Türkiye'nin Kyoto Protokolü'ne, ilk yükümlülük dönemi olan 2008-2012 yıllarında "herhangi bir yükümlülük almadan" ve ulusal kalkınma hedeflerini olumsuz etkilemeden taraf olması mümkündür.
Enerji Ekonomisi Derneği, Boğaziçi Üniversitesi Çevre Mühendisliği Enstitüsü, Sabancı Üniversitesi ve İstanbul Teknik Üniversitesi'nden öğretim üyeleri bir basın toplantısı düzenleyerek Türkiye'nin vakit geçirmeden Kyoto Protokolu'nü imzalaması gerektiğini, yaygın kanının aksine protokolün ülke ekonomisine negatif bir etkisinin olmayacağı ifade edildi.
Enerji Ekonomisi Derneği Başkanı Doç. Dr. Gürkan Kumbaroğlu'nun açıklaması şöyle:
Türkiye'nin Kyoto Protokolü nezdindeki konumu kamuoyu ve karar verici merciiler tarafından yaygın bir biçimde ülkemizin sera gazı emisyonlarını sayısal olarak sınırlandırmak zorunda kalacağı şeklinde değerlendirilmektedir. EED olarak bu değerlendirmenin yanıltıcı olduğuna dikkat çekmek istiyoruz.
Türkiye, Kyoto Protokolü'ne taraf olması durumunda:
1) 2012 yılı sonuna kadar, kendi talebi veya muvafakatı olmadan, herhangi bir sayısal emisyon azaltım hedefine tabi olmayacaktır.
2) 2012 sonrası dönemde paylaşılacak sorumluluklara ilişkin müzakerelerde söz hakkı elde edecektir.
3) Ülkede salım ölçme, hesaplama, izleme ve sertifikalandırma ile ilgili teknik, hukuki ve kurumsal altyapı gelişecektir.
4) AB üyelik müzakereleri sürecinde potansiyel bir zorluk ortadan kalkmış olacaktır.
Kyoto Protokolü'ne taraf olmanın yanısıra, Türkiye Kyoto Protokolü'nün 12. maddesinde tanımlanan "Temiz Kalkınma Mekanizması"ndan (TKM) faydalanmak üzere karar aldırtmak için bir diplomasi atağı başlatmalıdır. Türkiye'nin TKM projelerine ev sahipliği yapması sağlanabildiği takdirde ayrıca yeni bir olumlu gelişme ortaya çıkacaktır:
5) CER adı verilen emisyon sertifikaları ticareti sayesinde yenilenebilir enerji projeleri, enerji tasarrufu ve verimliliği projeleri, kojenerasyon projeleri, eski tesislerin rehabilitasyon projeleri gibi ülke kalkınması için önemli ve teknoloji transferi sağlayacak, Temiz Kalkınmaya katkı yapacak yatırımlar ulusal çıkarlar doğrultusunda hayata geçebilecektir.

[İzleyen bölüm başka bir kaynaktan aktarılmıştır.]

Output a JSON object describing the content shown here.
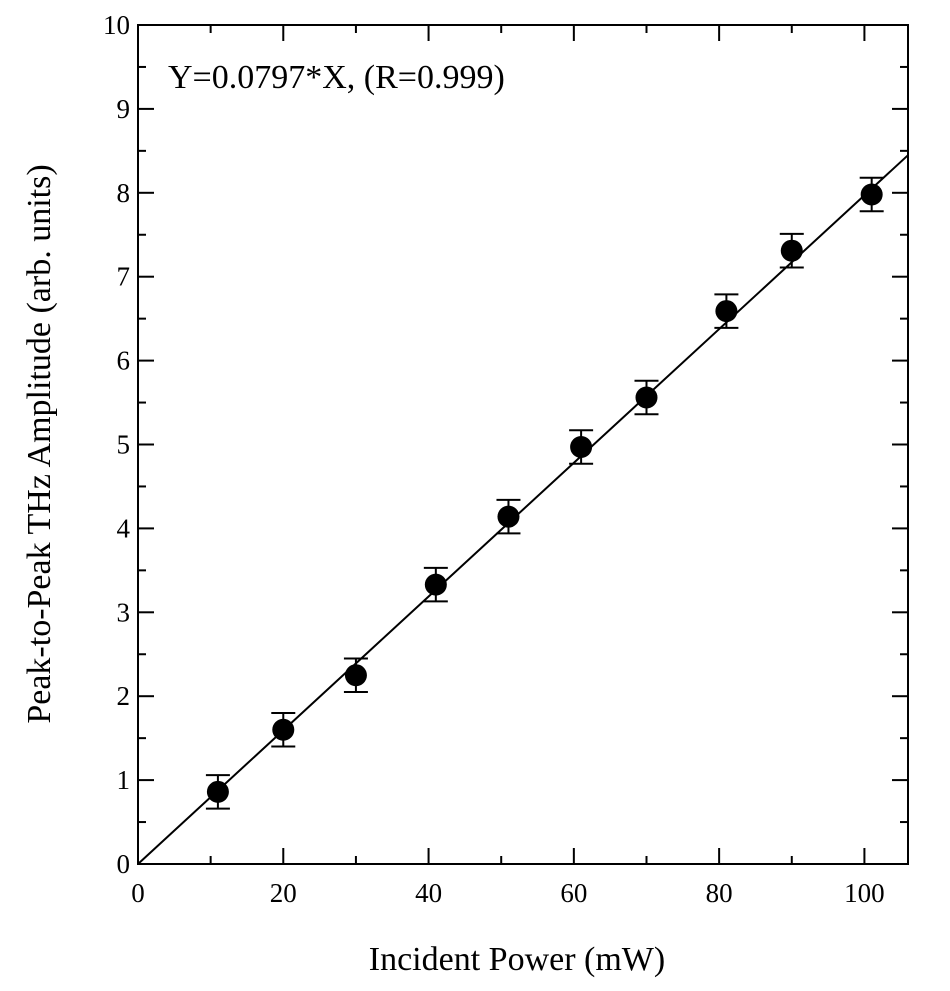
{
  "chart_data": {
    "type": "scatter",
    "xlabel": "Incident Power (mW)",
    "ylabel": "Peak-to-Peak THz Amplitude (arb. units)",
    "annotation": "Y=0.0797*X,  (R=0.999)",
    "xlim": [
      0,
      106
    ],
    "ylim": [
      0,
      10
    ],
    "x_ticks": [
      0,
      20,
      40,
      60,
      80,
      100
    ],
    "y_ticks": [
      0,
      1,
      2,
      3,
      4,
      5,
      6,
      7,
      8,
      9,
      10
    ],
    "grid": false,
    "points": [
      {
        "x": 11,
        "y": 0.86,
        "err": 0.2
      },
      {
        "x": 20,
        "y": 1.6,
        "err": 0.2
      },
      {
        "x": 30,
        "y": 2.25,
        "err": 0.2
      },
      {
        "x": 41,
        "y": 3.33,
        "err": 0.2
      },
      {
        "x": 51,
        "y": 4.14,
        "err": 0.2
      },
      {
        "x": 61,
        "y": 4.97,
        "err": 0.2
      },
      {
        "x": 70,
        "y": 5.56,
        "err": 0.2
      },
      {
        "x": 81,
        "y": 6.59,
        "err": 0.2
      },
      {
        "x": 90,
        "y": 7.31,
        "err": 0.2
      },
      {
        "x": 101,
        "y": 7.98,
        "err": 0.2
      }
    ],
    "fit": {
      "slope": 0.0797,
      "x_range": [
        0,
        106
      ]
    }
  }
}
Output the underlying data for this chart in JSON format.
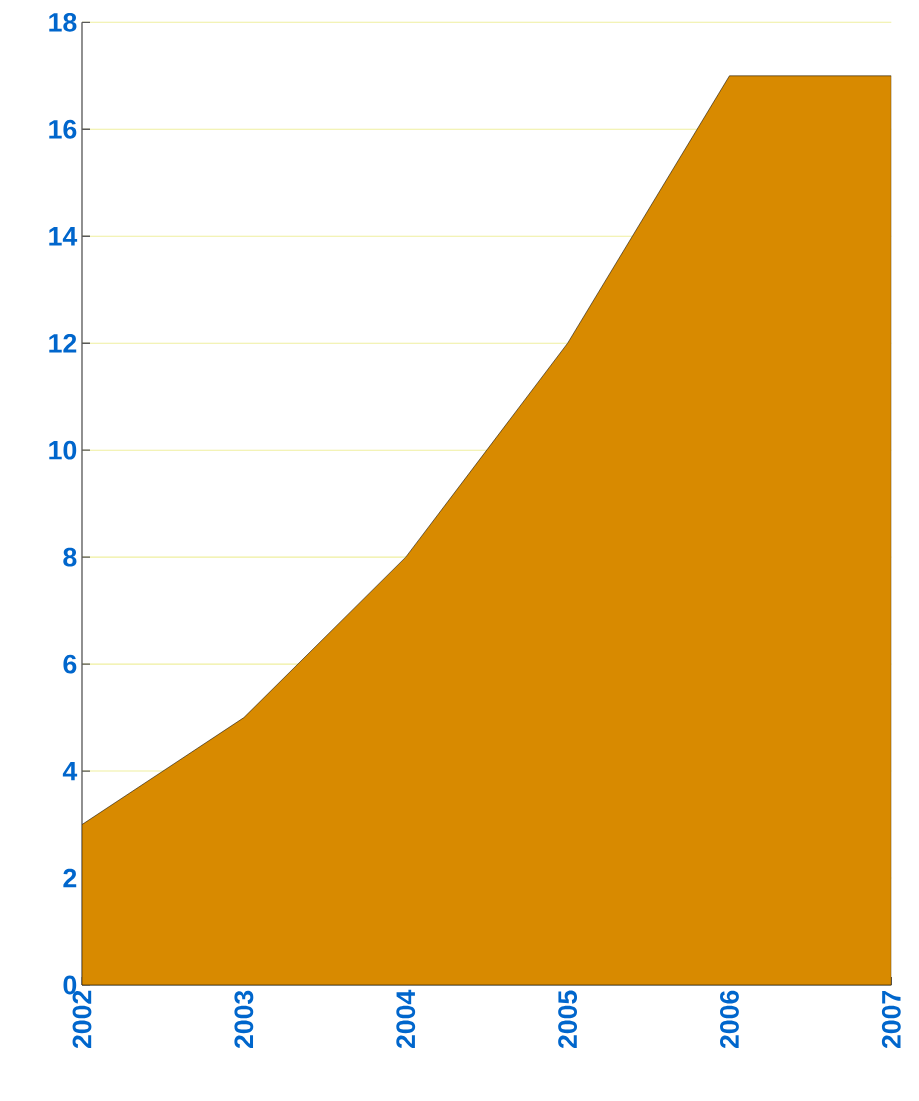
{
  "chart_data": {
    "type": "area",
    "categories": [
      "2002",
      "2003",
      "2004",
      "2005",
      "2006",
      "2007"
    ],
    "values": [
      3,
      5,
      8,
      12,
      17,
      17
    ],
    "color": "#d88a00",
    "ylim": [
      0,
      18
    ],
    "yticks": [
      0,
      2,
      4,
      6,
      8,
      10,
      12,
      14,
      16,
      18
    ],
    "grid": "y"
  }
}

Türkiye'de son 10 yılda izlenen Kyoto politikaları ülkemizin sürdürülebilir kalkınma arzusuna ve ulusal çıkarlara destek olamamaktadır. Türkiye'nin herhangi bir sayısal emisyon indirim yükümlülüğü üstlenmeden Kyoto Protokolü'ne bir an önce taraf olmasının, ulusal ekonomiye zarar vermeden sürdürülebilir kalkınma hedeflerine ulaşmaya katkı sağlayacağına inanmaktayız. Bu adımın, ayrıca, Türkiye'nin İkinci Yükümlülük Dönemi için salım azaltma kapasitesini kendisi için en sağlıklı bir şekilde belirlemesine ve uygulanabilir hedefler tespit etmesine olumlu katkı sağlayacağına inanmaktayız. Yazılı ve görsel basında Kyoto Protokolü'nün ekonomik maliyetleri konusunda yapılan değerlendirmelerin, hatalı kabuller üstüne kurulmuş, gerçekci olmayan senaryolar niteliğinde olduğunu kamuoyunun takdir ve bilgisine arz ederiz.